Friday, November 26, 2010

Dançar Teixeira Gomes

Dançar a obra de um escritor amante da estética e das viagens foi o desafio lançado ao Quorum Ballet. Daniel Cardoso inspirou-se na vida e na obra de Manuel Teixeira Gomes para criar uma coreografia que posicionasse o espectador no limbo que o escritor viveu entre o séc. XIX e o séc. XX. O início do espectáculo mostra-nos um espaço cénico cortado ao meio por uma cortina translúcida e uma luz que evoca a espuma do mar. Há excertos de textos de Manuel Teixeira Gomes interpretados pelo actor Miguel Simões que, vestido com figurino da época vai evoluindo ao longo da coreografia, passando incólume por todos os bailarinos, como um observador atento da realidade. Há uma mágoa que transparece nas palavras do escritor, quando afirma que chegou tarde demais a num século demasiado velho. A convicção de que poderia ter usufruído mais da vida numa época em que se assistiu a uma das grandes revoluções no mundo artístico levou-o a lamentar esta sua passagem de transição entre dois mundos que quase se opuseram. No palco a cortina cai e a cena enche-se com as emoções do escritor recriadas pelos corpos dos bailarinos. As histórias de sedução que preencheram as memórias de Teixeira Gomes são evocadas com sensualidade e beleza. Margareta, Cecília, Cordélia, Inês, Susana, e tantas outras mulheres que a pena do literato elegeu, foram dançadas e devolvidas ao presente efémero que a dança oferece. O escritor senta-se à secretária e cria com intensidade, reproduz as histórias que a memória lhe guarda e os bailarinos tornam-se a matéria que dá corpo às reminiscências do autor. É muito interessante o plano em que se expõe o autor a escrever à secretária enquanto os bailarinos despertam a sua memória numa dança de sensualidade muito próxima do sentir deleitoso do viajante esteta.

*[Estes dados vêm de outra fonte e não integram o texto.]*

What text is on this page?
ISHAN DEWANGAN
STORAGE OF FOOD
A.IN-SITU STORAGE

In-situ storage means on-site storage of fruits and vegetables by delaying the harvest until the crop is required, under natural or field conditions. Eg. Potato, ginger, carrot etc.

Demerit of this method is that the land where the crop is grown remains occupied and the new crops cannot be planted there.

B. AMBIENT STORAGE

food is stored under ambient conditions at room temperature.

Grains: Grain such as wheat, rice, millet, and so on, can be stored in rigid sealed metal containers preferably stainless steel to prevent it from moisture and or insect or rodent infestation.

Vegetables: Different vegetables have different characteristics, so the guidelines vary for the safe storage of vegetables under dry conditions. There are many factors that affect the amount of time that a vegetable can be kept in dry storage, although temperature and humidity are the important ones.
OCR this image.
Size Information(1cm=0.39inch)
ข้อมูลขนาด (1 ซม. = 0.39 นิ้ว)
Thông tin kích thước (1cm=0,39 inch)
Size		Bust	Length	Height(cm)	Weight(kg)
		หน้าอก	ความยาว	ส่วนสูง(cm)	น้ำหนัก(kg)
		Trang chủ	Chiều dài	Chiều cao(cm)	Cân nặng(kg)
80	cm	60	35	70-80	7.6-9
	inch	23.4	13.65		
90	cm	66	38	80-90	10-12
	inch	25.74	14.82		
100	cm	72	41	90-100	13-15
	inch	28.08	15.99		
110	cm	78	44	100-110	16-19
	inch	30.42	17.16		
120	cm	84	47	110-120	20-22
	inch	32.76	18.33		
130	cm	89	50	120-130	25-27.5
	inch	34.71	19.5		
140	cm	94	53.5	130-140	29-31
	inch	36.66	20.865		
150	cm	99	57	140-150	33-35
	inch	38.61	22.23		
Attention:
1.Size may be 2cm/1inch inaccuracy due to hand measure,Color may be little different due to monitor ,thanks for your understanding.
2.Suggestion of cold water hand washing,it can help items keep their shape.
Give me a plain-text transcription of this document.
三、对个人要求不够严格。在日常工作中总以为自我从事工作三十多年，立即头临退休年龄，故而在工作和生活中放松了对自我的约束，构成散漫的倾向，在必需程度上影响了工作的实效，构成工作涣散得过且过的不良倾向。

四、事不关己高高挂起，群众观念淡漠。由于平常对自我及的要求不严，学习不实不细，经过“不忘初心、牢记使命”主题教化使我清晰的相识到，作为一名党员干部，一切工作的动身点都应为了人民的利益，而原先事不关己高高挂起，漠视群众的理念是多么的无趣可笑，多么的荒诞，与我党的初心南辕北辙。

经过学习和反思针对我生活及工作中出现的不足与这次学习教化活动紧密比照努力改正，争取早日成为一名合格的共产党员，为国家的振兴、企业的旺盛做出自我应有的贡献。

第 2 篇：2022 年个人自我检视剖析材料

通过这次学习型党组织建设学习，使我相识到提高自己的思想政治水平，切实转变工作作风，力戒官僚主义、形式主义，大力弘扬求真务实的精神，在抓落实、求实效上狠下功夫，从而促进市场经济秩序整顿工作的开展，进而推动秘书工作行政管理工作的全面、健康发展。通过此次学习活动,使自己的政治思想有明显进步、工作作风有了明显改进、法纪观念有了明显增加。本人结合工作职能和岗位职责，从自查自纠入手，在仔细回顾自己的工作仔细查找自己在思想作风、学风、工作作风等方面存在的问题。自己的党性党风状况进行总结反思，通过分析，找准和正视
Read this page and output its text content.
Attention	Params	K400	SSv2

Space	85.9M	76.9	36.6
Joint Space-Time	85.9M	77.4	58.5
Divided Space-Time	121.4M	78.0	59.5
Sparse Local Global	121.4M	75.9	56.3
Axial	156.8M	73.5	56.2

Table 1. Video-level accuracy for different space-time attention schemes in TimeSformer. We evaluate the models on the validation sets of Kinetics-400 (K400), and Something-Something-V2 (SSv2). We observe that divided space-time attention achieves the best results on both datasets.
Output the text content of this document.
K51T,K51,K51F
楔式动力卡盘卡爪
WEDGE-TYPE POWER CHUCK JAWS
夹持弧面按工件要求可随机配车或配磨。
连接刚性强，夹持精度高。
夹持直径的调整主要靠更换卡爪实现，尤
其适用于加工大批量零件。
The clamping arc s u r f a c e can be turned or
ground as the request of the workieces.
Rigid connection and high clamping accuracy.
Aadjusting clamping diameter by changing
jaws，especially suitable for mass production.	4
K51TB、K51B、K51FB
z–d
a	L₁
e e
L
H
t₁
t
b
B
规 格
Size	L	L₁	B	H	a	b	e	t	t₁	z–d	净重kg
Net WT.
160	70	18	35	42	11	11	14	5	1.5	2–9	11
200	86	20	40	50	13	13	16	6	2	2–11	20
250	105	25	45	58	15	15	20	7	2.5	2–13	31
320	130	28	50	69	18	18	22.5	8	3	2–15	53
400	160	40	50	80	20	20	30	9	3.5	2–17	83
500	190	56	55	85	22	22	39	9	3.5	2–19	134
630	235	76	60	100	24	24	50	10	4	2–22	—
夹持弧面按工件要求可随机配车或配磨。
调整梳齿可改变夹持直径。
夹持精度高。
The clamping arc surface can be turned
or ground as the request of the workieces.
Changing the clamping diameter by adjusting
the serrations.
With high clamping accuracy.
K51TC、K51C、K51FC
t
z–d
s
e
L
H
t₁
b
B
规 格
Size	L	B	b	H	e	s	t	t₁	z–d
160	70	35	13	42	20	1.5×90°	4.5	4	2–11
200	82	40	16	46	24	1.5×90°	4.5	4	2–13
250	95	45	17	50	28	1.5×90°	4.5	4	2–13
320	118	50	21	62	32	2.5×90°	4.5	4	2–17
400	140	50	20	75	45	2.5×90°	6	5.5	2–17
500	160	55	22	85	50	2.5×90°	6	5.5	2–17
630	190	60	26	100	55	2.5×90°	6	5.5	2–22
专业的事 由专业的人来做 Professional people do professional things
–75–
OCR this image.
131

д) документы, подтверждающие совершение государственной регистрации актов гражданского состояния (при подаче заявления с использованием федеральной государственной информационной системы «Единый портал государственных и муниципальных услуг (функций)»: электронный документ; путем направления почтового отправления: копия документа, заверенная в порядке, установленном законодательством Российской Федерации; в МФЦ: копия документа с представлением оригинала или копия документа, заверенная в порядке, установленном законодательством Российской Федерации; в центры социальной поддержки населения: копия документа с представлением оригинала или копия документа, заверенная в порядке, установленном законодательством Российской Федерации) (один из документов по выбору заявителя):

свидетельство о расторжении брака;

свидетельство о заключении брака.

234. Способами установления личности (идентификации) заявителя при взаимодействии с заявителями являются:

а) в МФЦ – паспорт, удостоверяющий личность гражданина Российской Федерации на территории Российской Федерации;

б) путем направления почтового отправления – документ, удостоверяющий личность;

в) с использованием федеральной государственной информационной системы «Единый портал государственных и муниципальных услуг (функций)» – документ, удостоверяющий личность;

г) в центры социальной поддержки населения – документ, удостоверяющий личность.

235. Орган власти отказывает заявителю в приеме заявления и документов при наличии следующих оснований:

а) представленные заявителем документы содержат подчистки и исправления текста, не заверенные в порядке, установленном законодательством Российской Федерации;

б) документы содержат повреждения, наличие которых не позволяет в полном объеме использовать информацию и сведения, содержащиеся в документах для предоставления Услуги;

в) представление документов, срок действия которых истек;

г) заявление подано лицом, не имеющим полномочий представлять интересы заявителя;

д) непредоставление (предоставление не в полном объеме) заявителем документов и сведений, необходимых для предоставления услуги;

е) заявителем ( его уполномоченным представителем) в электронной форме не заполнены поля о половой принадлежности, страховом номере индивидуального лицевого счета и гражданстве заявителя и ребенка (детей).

No final o escritor é celebrado através de uma das suas belas descrições do Algarve ao mesmo tempo que cai sobre os bailarinos uma chuva de areia sobre a qual, voluptuosamente, dançam, e partilham com os espectadores a sensualidade e a languidez dos corpos quando se oferecem ao sol, acariciando a areia.
Mais uma brilhante criação de Daniel Cardoso que homenageia de forma adequada um dos mais talentosos e injustamente esquecidos escritores portugueses. Esta criação teve dramaturgia de Pedro Alves, música original de Jorge Silva, desenho de luz de Vitor Cândido cenografia de Hugo Matos e foi dançado por Theresa da Silva C., Filipe Narciso, Elson Ferreira, Inês Godinho, Inês Pedruco, Hannah Lagerway e Gonçalo Andrade.